Join Date: November 2, 1998
Captain Flynn's shot
This happened in the flintlock days.
"There was an old Irishman named Captain Flynn who owned a small schooner which plied along the Potomac River and its estuaries, buying fowls, fruits and garden truck from the country people and selling them in the Baltimore markets.
"It happened that the Captain, a week before Christmas, dropped anchor off Cutler's Creek, and there came an unexpected freeze, and for four days he was held hard and fast. All his meat gave out, so he traveled over the ice to the home of one of his best customers, a spinster named Miss Tilda Jenks, who made her living by raising poultry.
"Miss Tilly was cited among her neighbors as being the sharpest and the shrewdest bargainer in the whole country round; indeed some of the old hands said that she could even beat a preacher in a horse trade.

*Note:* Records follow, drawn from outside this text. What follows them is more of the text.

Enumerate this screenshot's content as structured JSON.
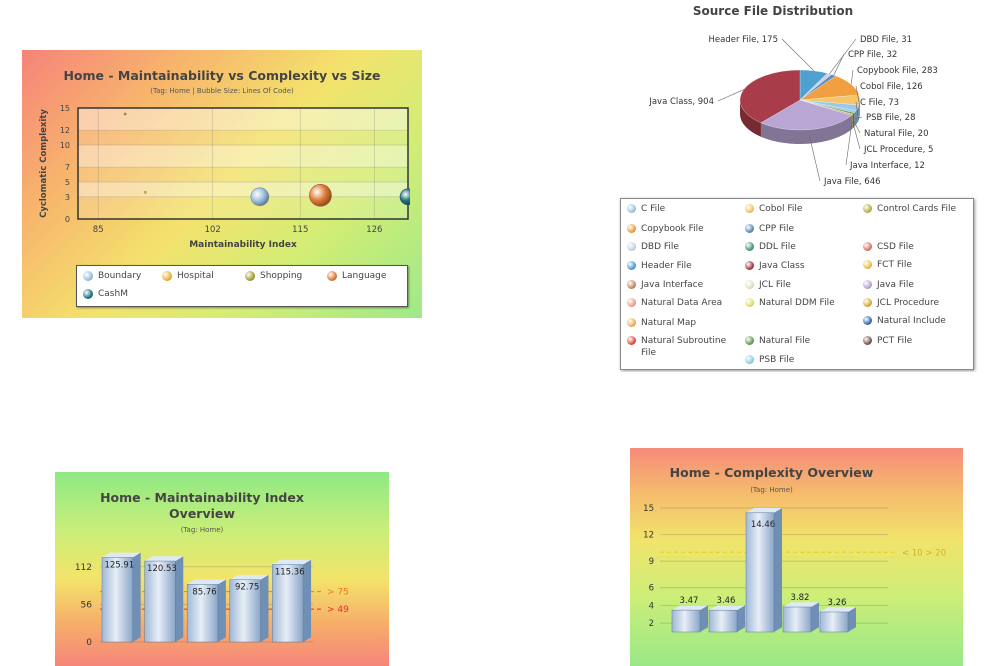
{
  "chart_data": [
    {
      "type": "scatter",
      "title": "Home - Maintainability vs Complexity vs Size",
      "subtitle": "(Tag: Home | Bubble Size: Lines Of Code)",
      "xlabel": "Maintainability Index",
      "ylabel": "Cyclomatic Complexity",
      "xlim": [
        82,
        131
      ],
      "ylim": [
        0,
        15
      ],
      "xticks": [
        "85",
        "102",
        "115",
        "126"
      ],
      "yticks": [
        "0",
        "3",
        "5",
        "7",
        "10",
        "12",
        "15"
      ],
      "series": [
        {
          "name": "Boundary",
          "color": "#9fc1e3",
          "points": [
            {
              "x": 109,
              "y": 3,
              "size": 9
            }
          ]
        },
        {
          "name": "Hospital",
          "color": "#f0b13c",
          "points": [
            {
              "x": 92,
              "y": 3.6,
              "size": 1
            }
          ]
        },
        {
          "name": "Shopping",
          "color": "#a4a03a",
          "points": [
            {
              "x": 89,
              "y": 14.2,
              "size": 1
            }
          ]
        },
        {
          "name": "Language",
          "color": "#e07a35",
          "points": [
            {
              "x": 118,
              "y": 3.2,
              "size": 11
            }
          ]
        },
        {
          "name": "CashM",
          "color": "#1f7480",
          "points": [
            {
              "x": 131,
              "y": 3,
              "size": 8
            }
          ]
        }
      ],
      "grid": true,
      "legend": "bottom"
    },
    {
      "type": "pie",
      "title": "Source File Distribution",
      "slices": [
        {
          "label": "Header File, 175",
          "value": 175,
          "color": "#4f9fcf"
        },
        {
          "label": "DBD File, 31",
          "value": 31,
          "color": "#c8d4e6"
        },
        {
          "label": "CPP File, 32",
          "value": 32,
          "color": "#5f8fbf"
        },
        {
          "label": "Copybook File, 283",
          "value": 283,
          "color": "#f0a040"
        },
        {
          "label": "Cobol File, 126",
          "value": 126,
          "color": "#f5c56a"
        },
        {
          "label": "C File, 73",
          "value": 73,
          "color": "#9fc6e6"
        },
        {
          "label": "PSB File, 28",
          "value": 28,
          "color": "#8fd0e8"
        },
        {
          "label": "Natural File, 20",
          "value": 20,
          "color": "#6a9f55"
        },
        {
          "label": "JCL Procedure, 5",
          "value": 5,
          "color": "#d8b040"
        },
        {
          "label": "Java Interface, 12",
          "value": 12,
          "color": "#c88a60"
        },
        {
          "label": "Java File, 646",
          "value": 646,
          "color": "#b9a6d4"
        },
        {
          "label": "Java Class, 904",
          "value": 904,
          "color": "#a83c48"
        }
      ],
      "legend": "bottom",
      "legend_items": [
        {
          "label": "C File",
          "color": "#9fc6e6"
        },
        {
          "label": "Cobol File",
          "color": "#f5c56a"
        },
        {
          "label": "Control Cards File",
          "color": "#b7b24a"
        },
        {
          "label": "Copybook File",
          "color": "#f0a040"
        },
        {
          "label": "CPP File",
          "color": "#5f8fbf"
        },
        {
          "label": "CSD File",
          "color": "#e0786a"
        },
        {
          "label": "DBD File",
          "color": "#c8d4e6"
        },
        {
          "label": "DDL File",
          "color": "#4a9a7a"
        },
        {
          "label": "FCT File",
          "color": "#f2c04a"
        },
        {
          "label": "Header File",
          "color": "#4f9fcf"
        },
        {
          "label": "Java Class",
          "color": "#a83c48"
        },
        {
          "label": "Java File",
          "color": "#b9a6d4"
        },
        {
          "label": "Java Interface",
          "color": "#c88a60"
        },
        {
          "label": "JCL File",
          "color": "#e8e0c8"
        },
        {
          "label": "JCL Procedure",
          "color": "#d8b040"
        },
        {
          "label": "Natural Data Area",
          "color": "#f0a090"
        },
        {
          "label": "Natural DDM File",
          "color": "#e8e070"
        },
        {
          "label": "Natural Include",
          "color": "#3a6fb0"
        },
        {
          "label": "Natural Map",
          "color": "#f0b060"
        },
        {
          "label": "Natural Subroutine File",
          "color": "#e05040"
        },
        {
          "label": "Natural File",
          "color": "#6a9f55"
        },
        {
          "label": "PCT File",
          "color": "#7a5a50"
        },
        {
          "label": "PSB File",
          "color": "#8fd0e8"
        }
      ]
    },
    {
      "type": "bar",
      "title": "Home - Maintainability Index Overview",
      "subtitle": "(Tag: Home)",
      "yticks": [
        "0",
        "56",
        "112"
      ],
      "ylim": [
        0,
        140
      ],
      "values": [
        125.91,
        120.53,
        85.76,
        92.75,
        115.36
      ],
      "data_labels": [
        "125.91",
        "120.53",
        "85.76",
        "92.75",
        "115.36"
      ],
      "trendlines": [
        {
          "value": 75,
          "label": "> 75",
          "color": "#f07a20"
        },
        {
          "value": 49,
          "label": "> 49",
          "color": "#e03030"
        }
      ],
      "grid": true
    },
    {
      "type": "bar",
      "title": "Home - Complexity Overview",
      "subtitle": "(Tag: Home)",
      "yticks": [
        "2",
        "4",
        "6",
        "9",
        "12",
        "15"
      ],
      "ylim": [
        1,
        15
      ],
      "values": [
        3.47,
        3.46,
        14.46,
        3.82,
        3.26
      ],
      "data_labels": [
        "3.47",
        "3.46",
        "14.46",
        "3.82",
        "3.26"
      ],
      "trendlines": [
        {
          "value": 10,
          "label": "< 10 > 20",
          "color": "#f0d020"
        }
      ],
      "grid": true
    }
  ]
}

"When Captain Flynn went to purchase a dozen fowls the ancient spinster promptly doubled her price. This made the old Captain so mad that he went back to his sloop, swearing he would starve before he would pay it. Then ensued a struggle between his stomach and his pride, which resulted in his going back the next day and paying the spinster her price. As he saw the great number of fowls in the enclosure he said:
"'Miss Tilly, how much will you charge me to let me shoot in the thick of them, an' let me have all I kill?'
"The woman studied for a while and then answered:
"'Captain, if you let me load your gun you kin have all you kill for one dollar.'
"'Bedad! an' it's a bargain, an' here's your dollar,' answered the Irishman, 'an' now I'll go fer me gun.'
"He hurried back to his boat, got out an ancient bell-mouthed blunderbuss that had belonged to his grandfather, put in a handful of powder, rammed in a bunch of tow; next a double handful of shot was dropped down the barrel and held tight with another bunch of tow; then Captain Flynn sawed off about four fingers of the ramrod, picked the flint, called his crew, which consisted of an antiquated d**ky, and proceeded inland.
"Miss Tilly first carefully measured the gun with the ramrod, then, despite the protest of the Captain, she loaded the gun with only a thimbleful of powder and one of shot.

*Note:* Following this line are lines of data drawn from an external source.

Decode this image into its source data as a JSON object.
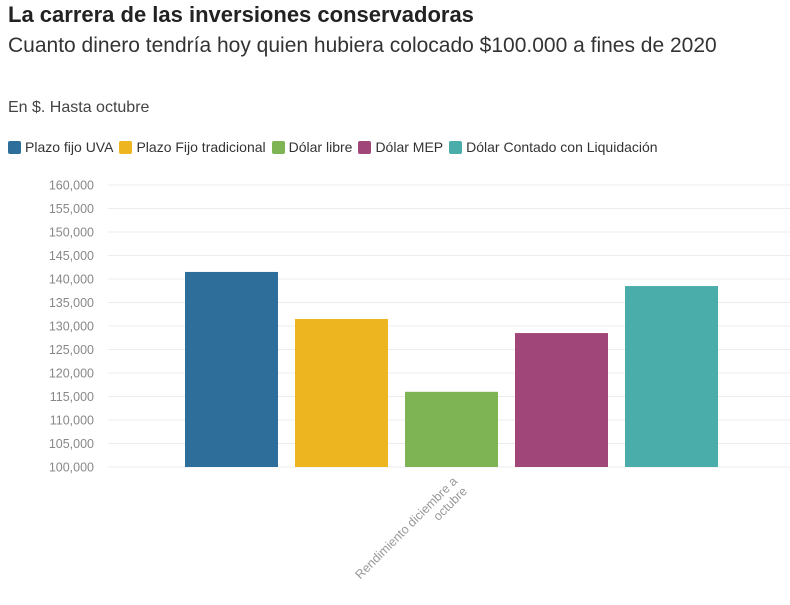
{
  "header": {
    "title": "La carrera de las inversiones conservadoras",
    "subtitle": "Cuanto dinero tendría hoy quien hubiera colocado $100.000 a fines de 2020",
    "note": "En $. Hasta octubre"
  },
  "chart_data": {
    "type": "bar",
    "categories": [
      "Rendimiento diciembre a octubre"
    ],
    "category_label_lines": [
      "Rendimiento diciembre a",
      "octubre"
    ],
    "series": [
      {
        "name": "Plazo fijo UVA",
        "color": "#2e6e9a",
        "values": [
          141500
        ]
      },
      {
        "name": "Plazo Fijo tradicional",
        "color": "#edb51f",
        "values": [
          131500
        ]
      },
      {
        "name": "Dólar libre",
        "color": "#7fb455",
        "values": [
          116000
        ]
      },
      {
        "name": "Dólar MEP",
        "color": "#a14679",
        "values": [
          128500
        ]
      },
      {
        "name": "Dólar Contado con Liquidación",
        "color": "#4aada9",
        "values": [
          138500
        ]
      }
    ],
    "ylim": [
      100000,
      160000
    ],
    "yticks": [
      "100,000",
      "105,000",
      "110,000",
      "115,000",
      "120,000",
      "125,000",
      "130,000",
      "135,000",
      "140,000",
      "145,000",
      "150,000",
      "155,000",
      "160,000"
    ],
    "ytick_values": [
      100000,
      105000,
      110000,
      115000,
      120000,
      125000,
      130000,
      135000,
      140000,
      145000,
      150000,
      155000,
      160000
    ],
    "grid": true,
    "legend_position": "top-left",
    "xlabel": "",
    "ylabel": ""
  }
}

""A bargain is a bargain, Captain,' she said tauntingly, 'and here's your gun; now you can have all you kill.'
"Captain Flynn asked for an ear of corn; this he shelled along for about a hundred yards from the woodpile, then lying behind a log, he signified to Miss Tilly that he was ready.
"The gate was opened and the fowls of all sizes, sexes and condition came running, flying and fluttering out, and there was a confused mass of heads, wings and feathers mixed up as far as the eye could reach. The Captain sighted along the line, and uttered a prayer; the d**ky got behind a tree and clapped his hands over his ears; the spinster stood with her horn spectacles on her forehead, serene and confident; then the Captain, having finished his orisions, pulled the trigger. There was a thundering report that reverberated clean to the Virginia shore and back, then the smoke covered everything; when it lifted, there was the Captain, sitting up, rubbing his shoulder; Miss Tilly had her arms raised to heaven, crying, 'I'm ruined and undone!'
"The d**ky was dancing a jig.
"The spoils were counted: sixteen chickens, twelve guinea keets, five hen turkeys, one gobbler, two geese, two pigeons, four ducks and the old lady's pet pig."
That's one fine shot for a dollar.
Vigilantibus et non dormientibus jura subveniunt. Molon Labe!